OSDev.org

Hi,

while developing my kernel I often screw up. No surprise there. But esspecially early in the game that means the system just crashes. You have no debugger, printk often doesn't work and so on.

So when possible I've written code under linux as normal programs. I've written little wrapper functions that map my kernel functions unto the usual C functions. For example I have a kmalloc() that just calls malloc(). That way I can for example write and debug the code for a list or heap using gdb, valgrind, printf and so on.


Now I'm wondering if one couldn't take this a step further. With mmap() and mprotect() you have control over virtual memory and page mapping. With that you can simulate an MMU. Depending on how low level you want to get you could even provide a shadow page table and catch all write accesses to it and emulate the change with mmap()/mprotect(). Or more highlevel you could have map_page(), unmap_page() or something.

You can implement timer interrupts with alarm() and signal handling for multitasking.

Obviously keyboard input and console output is trivial too.


I wonder if one couldn't implement the XEN paravirtual API with a little bit of C as the lowest level and a collection of higher level modules with common interfaces. Like a kalloc()/kfree() in a memory module.

That way people could pick prooven modules and test their code against it when they experience problems running it in their kernel directly. Think how much easier writing the console driver for your own kernel would be if you could printf() debug info. Or your own printk() function with printf() debugs whats going on?

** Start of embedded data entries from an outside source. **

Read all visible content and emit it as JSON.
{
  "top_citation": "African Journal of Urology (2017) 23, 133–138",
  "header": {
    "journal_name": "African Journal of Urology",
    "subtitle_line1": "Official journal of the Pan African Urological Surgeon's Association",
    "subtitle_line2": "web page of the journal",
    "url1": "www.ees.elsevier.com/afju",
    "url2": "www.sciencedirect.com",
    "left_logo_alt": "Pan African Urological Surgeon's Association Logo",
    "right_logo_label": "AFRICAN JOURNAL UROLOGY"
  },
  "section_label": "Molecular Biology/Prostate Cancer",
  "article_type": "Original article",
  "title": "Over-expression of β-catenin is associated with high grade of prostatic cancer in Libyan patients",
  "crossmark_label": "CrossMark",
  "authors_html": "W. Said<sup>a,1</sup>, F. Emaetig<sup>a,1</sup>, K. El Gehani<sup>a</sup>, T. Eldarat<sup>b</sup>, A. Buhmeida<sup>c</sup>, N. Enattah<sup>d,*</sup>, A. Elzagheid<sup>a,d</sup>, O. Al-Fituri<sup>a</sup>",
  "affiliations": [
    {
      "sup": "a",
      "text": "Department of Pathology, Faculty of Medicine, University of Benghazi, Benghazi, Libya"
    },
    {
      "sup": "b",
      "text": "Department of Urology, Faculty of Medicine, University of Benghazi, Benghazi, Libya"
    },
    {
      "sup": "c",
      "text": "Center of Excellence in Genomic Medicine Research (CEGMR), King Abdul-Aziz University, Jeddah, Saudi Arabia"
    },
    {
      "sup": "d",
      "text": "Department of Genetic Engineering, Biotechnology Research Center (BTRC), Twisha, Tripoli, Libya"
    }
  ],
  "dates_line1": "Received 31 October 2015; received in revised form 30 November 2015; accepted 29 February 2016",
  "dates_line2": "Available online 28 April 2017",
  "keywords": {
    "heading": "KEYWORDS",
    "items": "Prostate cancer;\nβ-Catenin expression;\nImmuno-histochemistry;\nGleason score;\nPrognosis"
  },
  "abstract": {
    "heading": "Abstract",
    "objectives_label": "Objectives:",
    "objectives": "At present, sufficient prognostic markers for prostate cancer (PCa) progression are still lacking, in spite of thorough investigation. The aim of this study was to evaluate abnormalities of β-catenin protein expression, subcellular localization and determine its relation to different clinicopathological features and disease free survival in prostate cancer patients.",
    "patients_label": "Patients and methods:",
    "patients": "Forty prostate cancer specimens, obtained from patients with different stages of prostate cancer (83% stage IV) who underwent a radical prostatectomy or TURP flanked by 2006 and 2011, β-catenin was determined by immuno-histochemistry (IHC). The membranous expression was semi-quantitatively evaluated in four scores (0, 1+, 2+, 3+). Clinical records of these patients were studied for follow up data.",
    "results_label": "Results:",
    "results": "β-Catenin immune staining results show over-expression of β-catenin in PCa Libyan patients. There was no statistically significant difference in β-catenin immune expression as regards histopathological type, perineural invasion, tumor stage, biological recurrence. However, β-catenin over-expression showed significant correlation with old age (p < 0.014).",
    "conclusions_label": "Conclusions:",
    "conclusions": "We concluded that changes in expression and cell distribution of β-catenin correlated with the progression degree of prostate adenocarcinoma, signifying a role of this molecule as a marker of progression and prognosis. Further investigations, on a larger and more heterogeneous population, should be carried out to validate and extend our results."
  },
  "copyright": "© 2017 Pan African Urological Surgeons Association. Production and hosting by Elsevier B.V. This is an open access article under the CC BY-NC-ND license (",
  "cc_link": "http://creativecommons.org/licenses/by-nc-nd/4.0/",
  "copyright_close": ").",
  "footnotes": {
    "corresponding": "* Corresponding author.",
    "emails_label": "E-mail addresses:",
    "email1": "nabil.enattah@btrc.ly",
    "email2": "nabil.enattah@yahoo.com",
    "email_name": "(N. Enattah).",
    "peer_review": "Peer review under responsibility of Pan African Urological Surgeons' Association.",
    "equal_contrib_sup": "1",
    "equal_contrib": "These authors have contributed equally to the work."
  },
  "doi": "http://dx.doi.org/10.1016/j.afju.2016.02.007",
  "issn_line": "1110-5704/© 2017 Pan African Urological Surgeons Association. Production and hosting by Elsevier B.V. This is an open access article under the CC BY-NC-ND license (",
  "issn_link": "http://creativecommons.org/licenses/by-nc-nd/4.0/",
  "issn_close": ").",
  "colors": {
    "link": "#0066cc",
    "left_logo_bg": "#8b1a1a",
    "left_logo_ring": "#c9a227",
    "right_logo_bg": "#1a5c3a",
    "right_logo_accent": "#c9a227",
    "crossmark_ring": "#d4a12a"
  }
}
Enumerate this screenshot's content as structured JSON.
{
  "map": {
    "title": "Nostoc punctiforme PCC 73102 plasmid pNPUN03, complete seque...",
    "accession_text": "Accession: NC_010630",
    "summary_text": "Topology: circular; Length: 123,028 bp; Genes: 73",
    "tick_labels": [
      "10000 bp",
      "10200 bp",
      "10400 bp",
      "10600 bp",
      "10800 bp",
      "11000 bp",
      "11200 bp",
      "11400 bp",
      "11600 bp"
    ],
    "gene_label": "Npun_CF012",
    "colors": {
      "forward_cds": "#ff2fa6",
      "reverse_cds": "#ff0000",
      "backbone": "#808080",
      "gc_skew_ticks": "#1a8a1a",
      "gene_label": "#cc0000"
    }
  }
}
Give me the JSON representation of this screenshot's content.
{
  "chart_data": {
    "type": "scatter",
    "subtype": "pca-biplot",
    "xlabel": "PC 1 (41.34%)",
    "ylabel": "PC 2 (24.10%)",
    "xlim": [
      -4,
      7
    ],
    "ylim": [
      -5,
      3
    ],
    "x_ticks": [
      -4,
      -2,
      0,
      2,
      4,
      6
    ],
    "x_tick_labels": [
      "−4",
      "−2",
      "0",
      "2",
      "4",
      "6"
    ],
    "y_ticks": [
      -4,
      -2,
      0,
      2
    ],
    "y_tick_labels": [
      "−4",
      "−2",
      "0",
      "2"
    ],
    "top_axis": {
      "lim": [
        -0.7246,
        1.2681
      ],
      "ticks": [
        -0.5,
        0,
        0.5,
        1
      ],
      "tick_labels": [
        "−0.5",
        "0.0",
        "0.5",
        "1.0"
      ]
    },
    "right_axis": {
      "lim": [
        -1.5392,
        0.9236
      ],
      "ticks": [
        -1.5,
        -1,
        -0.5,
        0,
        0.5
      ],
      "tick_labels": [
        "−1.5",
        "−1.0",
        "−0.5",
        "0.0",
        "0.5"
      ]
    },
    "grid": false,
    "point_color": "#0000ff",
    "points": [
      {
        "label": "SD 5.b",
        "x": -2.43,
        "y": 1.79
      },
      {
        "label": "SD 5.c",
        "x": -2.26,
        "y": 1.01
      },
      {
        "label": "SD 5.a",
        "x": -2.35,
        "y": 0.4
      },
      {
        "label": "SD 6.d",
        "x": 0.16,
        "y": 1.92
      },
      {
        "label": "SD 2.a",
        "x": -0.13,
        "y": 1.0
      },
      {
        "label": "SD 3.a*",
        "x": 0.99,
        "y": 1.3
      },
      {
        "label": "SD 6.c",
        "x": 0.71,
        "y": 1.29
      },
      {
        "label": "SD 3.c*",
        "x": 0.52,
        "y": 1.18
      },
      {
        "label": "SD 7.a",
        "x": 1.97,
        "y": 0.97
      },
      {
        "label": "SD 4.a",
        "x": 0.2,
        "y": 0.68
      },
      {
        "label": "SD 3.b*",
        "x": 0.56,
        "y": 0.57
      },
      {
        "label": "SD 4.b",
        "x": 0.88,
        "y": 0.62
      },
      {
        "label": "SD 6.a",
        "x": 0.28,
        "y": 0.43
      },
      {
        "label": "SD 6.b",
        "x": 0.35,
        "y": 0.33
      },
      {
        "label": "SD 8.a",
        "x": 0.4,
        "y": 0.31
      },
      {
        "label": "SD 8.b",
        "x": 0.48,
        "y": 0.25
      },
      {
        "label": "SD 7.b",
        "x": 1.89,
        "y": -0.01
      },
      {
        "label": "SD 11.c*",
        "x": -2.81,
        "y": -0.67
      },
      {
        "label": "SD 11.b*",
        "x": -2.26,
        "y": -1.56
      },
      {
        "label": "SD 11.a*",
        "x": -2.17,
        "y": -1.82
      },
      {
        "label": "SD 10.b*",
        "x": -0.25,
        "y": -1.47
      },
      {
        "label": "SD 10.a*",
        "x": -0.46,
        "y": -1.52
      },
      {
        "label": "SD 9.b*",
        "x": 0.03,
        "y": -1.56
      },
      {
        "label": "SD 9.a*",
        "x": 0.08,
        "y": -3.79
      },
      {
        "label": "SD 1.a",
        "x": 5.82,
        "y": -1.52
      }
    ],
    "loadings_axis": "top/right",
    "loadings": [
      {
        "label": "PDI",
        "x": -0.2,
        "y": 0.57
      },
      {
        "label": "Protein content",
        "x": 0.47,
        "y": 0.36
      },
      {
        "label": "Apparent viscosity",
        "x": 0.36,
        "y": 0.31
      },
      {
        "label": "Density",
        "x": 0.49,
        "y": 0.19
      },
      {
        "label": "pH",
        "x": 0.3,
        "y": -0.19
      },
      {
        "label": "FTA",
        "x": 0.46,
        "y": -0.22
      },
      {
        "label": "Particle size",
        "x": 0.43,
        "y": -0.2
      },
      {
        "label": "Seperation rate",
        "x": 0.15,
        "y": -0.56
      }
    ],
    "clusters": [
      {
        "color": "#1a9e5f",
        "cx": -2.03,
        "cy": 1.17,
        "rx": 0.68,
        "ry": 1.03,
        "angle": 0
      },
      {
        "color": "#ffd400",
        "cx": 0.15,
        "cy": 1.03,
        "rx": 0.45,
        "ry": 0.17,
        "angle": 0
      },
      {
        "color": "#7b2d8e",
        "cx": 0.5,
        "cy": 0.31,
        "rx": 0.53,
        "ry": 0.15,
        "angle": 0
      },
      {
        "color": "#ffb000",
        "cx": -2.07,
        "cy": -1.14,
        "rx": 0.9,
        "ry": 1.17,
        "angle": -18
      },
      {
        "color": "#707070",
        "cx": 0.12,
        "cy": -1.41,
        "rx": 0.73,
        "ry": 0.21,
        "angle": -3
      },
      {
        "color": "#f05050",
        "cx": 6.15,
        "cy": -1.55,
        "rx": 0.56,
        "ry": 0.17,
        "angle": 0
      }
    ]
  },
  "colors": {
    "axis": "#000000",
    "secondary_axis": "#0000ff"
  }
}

What do you think? Anyone interested?

MfG
Mrvn

Well, typically people write a print command, and display it to the screen, and put a hang in there to check states, or something that is becoming very common due to simplicity and useability is a simple serial port driver and directing the print statements to their. This way, in bochs you can log straight to serial.txt, which means you can have more than 1 page of info dislpayed, if the kernel hands, the data is not lost, and on a real PC if you have a listening PC you can log what is actually going on also. While running tests in a 'normal' environment first is a good thing, I don't know how crazy you really want to get, because once you're kernel is past a certain state (aka, stable enough to debug with), you probably won't waste your time anymore, so how low level you want to get with the wrapper really depends on how bad your debug routines in your kernel are, and how hard you find it to track down bugs. If you need to track bugs/work on code that keeps triple faulting, write a serial port driver to log the calls, etc with. If you get really deep in, you may even want to look into writing a logging system that will track function calls, source files, and line numbers in the kernel, so you can see what functions were being called before the crash, and have a nice way to disable (maybe a #define of sorts) logging so you can compile in run-mode and debug-mode, or possibly a switch/option so you can enable/disable it while running the kernel (when you get to input, etc). I would worry more about debugging in the kernel, and less in a virtual environment, because once you get your kernel far enough along, you will have wasted all that time on the virtual environment, and you're kernel still won't be able to be debugged easily once things get really complicated (like tracking down a function that is getting interrupted and blasting a register or the interrupt changes some data that it is also trying to use and triple faulting).

Running simulations of OS pieces is all very nice, but what do you do if the simulator has a bug in it? I basically agree with Ready4Dis -- the best emulator of all is real hardware, and to use it properly you've got to get some exception handler / debugger methodology running in your OS, early on.

To do high-level simulations properly for your algorithms, you need to have the ideas for the algorithms first. Some of those ideas you will have before you start coding your OS. Many of those will turn out to be bad ideas, and will not pan out. Most of your good ideas you will actually get while you write code for the other parts of the OS. So sitting there and hacking your way through the problems in your OS is often a good thing.